Even during their early run, Collins admitted he thought the Sixers were leaving fast break opportunities on the table.  They could have used them, too.  When Miami countered the Sixers’ 1st quarter explosion by dropping into a 2-3 zone, the team failed to create any penetration and went nearly 4 minutes without hitting a shot from the field.  From the bench, Collins preached to his team to maintain its poise, and to their credit they worked hard enough to keep themselves within striking distance until the end of the game.

The Sixers, though, were ultimately doomed when they failed to out hustle the Heat for the full 48.  It’s not as if they lacked effort, but they needed to go the extra mile to stick with Miami and their star power.  LeBron (21 and 14) and Bosh (25 and 12) kept the team front-running through most of the second half by controlling the paint, while Wade overcame foul trouble to drop 5 of his 17 in the final 2 minutes of the game, road blocking the Sixers’ final push.
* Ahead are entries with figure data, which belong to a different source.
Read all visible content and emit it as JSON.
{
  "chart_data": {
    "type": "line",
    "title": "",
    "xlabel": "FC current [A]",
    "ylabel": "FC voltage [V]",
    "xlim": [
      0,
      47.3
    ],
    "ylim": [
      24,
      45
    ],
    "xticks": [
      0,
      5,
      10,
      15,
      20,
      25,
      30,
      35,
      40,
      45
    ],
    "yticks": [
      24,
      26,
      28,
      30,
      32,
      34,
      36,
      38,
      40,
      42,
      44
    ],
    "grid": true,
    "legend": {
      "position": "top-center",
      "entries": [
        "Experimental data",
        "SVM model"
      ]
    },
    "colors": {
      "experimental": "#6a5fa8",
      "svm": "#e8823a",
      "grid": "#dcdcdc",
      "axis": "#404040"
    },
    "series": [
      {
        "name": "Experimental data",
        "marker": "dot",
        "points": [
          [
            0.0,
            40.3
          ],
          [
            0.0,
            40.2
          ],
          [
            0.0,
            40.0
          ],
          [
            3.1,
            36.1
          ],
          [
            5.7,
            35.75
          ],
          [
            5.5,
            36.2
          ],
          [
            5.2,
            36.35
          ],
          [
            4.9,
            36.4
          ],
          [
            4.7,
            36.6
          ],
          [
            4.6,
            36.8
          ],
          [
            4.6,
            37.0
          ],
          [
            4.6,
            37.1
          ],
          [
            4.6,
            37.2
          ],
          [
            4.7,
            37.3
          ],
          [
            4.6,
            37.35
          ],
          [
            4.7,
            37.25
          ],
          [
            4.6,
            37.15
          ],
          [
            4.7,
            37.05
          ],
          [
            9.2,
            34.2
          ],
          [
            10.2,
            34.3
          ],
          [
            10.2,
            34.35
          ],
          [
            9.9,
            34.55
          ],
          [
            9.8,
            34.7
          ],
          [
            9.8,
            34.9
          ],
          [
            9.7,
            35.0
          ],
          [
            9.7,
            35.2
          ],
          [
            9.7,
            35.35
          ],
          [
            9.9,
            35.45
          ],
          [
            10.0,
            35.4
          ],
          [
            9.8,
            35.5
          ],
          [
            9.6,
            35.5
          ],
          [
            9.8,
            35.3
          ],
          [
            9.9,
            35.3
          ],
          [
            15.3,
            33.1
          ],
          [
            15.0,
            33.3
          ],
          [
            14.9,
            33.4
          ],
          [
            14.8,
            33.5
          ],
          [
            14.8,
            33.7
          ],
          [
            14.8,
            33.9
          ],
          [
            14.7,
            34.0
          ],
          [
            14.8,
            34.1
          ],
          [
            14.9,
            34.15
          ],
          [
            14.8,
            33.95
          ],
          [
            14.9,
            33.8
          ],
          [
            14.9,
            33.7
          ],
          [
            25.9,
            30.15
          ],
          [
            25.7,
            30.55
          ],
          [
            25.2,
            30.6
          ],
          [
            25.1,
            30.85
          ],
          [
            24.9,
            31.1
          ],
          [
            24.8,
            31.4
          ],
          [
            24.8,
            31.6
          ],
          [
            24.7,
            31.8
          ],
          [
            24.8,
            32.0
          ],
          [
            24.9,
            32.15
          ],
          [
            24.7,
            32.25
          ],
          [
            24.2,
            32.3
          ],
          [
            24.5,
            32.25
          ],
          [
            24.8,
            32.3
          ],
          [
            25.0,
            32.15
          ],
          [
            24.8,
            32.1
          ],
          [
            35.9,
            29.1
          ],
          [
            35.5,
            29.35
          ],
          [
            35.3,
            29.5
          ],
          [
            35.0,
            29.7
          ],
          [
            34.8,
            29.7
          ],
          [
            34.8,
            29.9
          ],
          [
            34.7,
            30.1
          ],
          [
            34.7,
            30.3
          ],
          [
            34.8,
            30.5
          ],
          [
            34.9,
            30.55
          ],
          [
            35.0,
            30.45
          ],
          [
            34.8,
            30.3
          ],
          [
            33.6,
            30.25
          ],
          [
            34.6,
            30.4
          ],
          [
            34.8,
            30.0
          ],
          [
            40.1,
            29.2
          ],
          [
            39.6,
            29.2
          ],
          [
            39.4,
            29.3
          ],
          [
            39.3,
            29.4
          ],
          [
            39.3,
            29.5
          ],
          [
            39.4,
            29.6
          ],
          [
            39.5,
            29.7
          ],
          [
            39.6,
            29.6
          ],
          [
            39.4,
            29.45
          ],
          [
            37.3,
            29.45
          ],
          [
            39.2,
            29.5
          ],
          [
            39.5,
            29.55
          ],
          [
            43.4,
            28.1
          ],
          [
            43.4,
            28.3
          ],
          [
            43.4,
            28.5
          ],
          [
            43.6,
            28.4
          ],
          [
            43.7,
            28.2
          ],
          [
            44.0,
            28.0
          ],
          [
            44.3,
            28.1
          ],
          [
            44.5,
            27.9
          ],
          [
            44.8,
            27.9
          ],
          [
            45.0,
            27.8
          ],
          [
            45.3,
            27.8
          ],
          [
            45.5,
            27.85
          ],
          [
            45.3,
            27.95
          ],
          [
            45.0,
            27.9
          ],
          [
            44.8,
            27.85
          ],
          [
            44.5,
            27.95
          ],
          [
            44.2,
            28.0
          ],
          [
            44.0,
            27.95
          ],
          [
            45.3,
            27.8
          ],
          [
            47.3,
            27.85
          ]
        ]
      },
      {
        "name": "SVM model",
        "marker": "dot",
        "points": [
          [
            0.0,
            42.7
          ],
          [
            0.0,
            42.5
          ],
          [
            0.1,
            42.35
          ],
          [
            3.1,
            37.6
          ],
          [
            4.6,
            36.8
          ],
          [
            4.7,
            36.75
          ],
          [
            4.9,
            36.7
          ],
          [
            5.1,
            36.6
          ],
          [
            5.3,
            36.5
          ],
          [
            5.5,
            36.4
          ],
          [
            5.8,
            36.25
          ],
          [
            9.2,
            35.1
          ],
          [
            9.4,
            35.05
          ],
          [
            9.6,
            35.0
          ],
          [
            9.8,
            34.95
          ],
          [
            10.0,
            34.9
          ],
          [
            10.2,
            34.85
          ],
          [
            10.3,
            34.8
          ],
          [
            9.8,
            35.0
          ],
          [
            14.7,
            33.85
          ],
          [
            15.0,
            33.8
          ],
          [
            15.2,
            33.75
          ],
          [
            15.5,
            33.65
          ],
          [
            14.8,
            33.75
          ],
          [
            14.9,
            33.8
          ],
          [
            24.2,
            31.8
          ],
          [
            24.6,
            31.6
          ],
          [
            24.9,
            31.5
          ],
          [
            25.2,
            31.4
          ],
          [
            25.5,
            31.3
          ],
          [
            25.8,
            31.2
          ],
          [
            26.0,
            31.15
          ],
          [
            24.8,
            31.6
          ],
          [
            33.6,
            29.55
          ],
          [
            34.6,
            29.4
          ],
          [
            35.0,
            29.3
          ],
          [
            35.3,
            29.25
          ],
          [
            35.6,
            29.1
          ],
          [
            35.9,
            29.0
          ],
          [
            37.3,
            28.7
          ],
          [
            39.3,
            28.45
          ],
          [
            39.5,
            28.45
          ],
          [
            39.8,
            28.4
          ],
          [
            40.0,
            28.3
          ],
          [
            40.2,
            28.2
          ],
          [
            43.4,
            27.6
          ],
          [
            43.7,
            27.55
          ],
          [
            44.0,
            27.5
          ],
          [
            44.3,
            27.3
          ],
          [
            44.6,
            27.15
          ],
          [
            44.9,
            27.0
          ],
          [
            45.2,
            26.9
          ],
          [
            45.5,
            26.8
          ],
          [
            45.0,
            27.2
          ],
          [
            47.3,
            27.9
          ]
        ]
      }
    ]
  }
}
On Saturday, Thaddeus Young, for one, truly embodied the extra aggression it takes to make an impact in the playoffs.  He pulled down 8 – count them, 8 – of the team’s 12 offensive rebounds.  He fueled the team to its 4th quarter comeback, working hard in the paint to ensure the Sixers didn’t leave an offensive possession empty handed.  Supported by a pair of Jrue Holiday 3’s, Young and the Sixers scored 12 straight in the 4th to cut the lead to one at 88-87.

The real difference during the stretch was that, not only were the Sixers able to make stops on defense, but they also converted with buckets on the other end.

Too many times over the course of the game, the Sixers would follow up a solid defensive stand with poor shot selection or a costly turnover on their ensuing possession.  In the 4th, they forced Miami’s offense to cough up 6 turnovers and to settle for contested jump shots, and then completed successful offensive conversions.

Collins, hopefully, will point to this stretch for his team to learn from the most between now and Monday.

This isn’t a loss that should send the Sixers reeling.  They stepped up fearlessly to open the game, and wouldn’t let themselves fall out of contention until the final horn sounded.  The team looked thrown off by the zone, and it took them out of their offense for too big a portion of the game.  Brand, who had 11 first quarter points, saw less of the ball as the game went on and finished with only 17.  Lou Williams looked a step out of sync on his way to a 3-10 day from the field.  Igoudala had as many points, 4, as he did turnovers.

There were a few perplexing rotation choices by Collins in this one as well.  Andres Nocioni and Marreese Speights saw 22 minutes, but failed to deliver anything of worth to the team.  Nocioni, who won his minutes with improved play down the stretch, went 0-3 from the field.  Speights, who hardly saw any significant minutes after the all-star break, registered all 12 of his minutes in the second half.  He went an unfortunate 2-7, including a few missed layups, to score 4.

The mistakes made Saturday are correctable in time for Monday’s game two.  But, what the team really needs to do is fall in line behind Thad’s performance and make sure they leave everything on the court every game between now and the end of their season.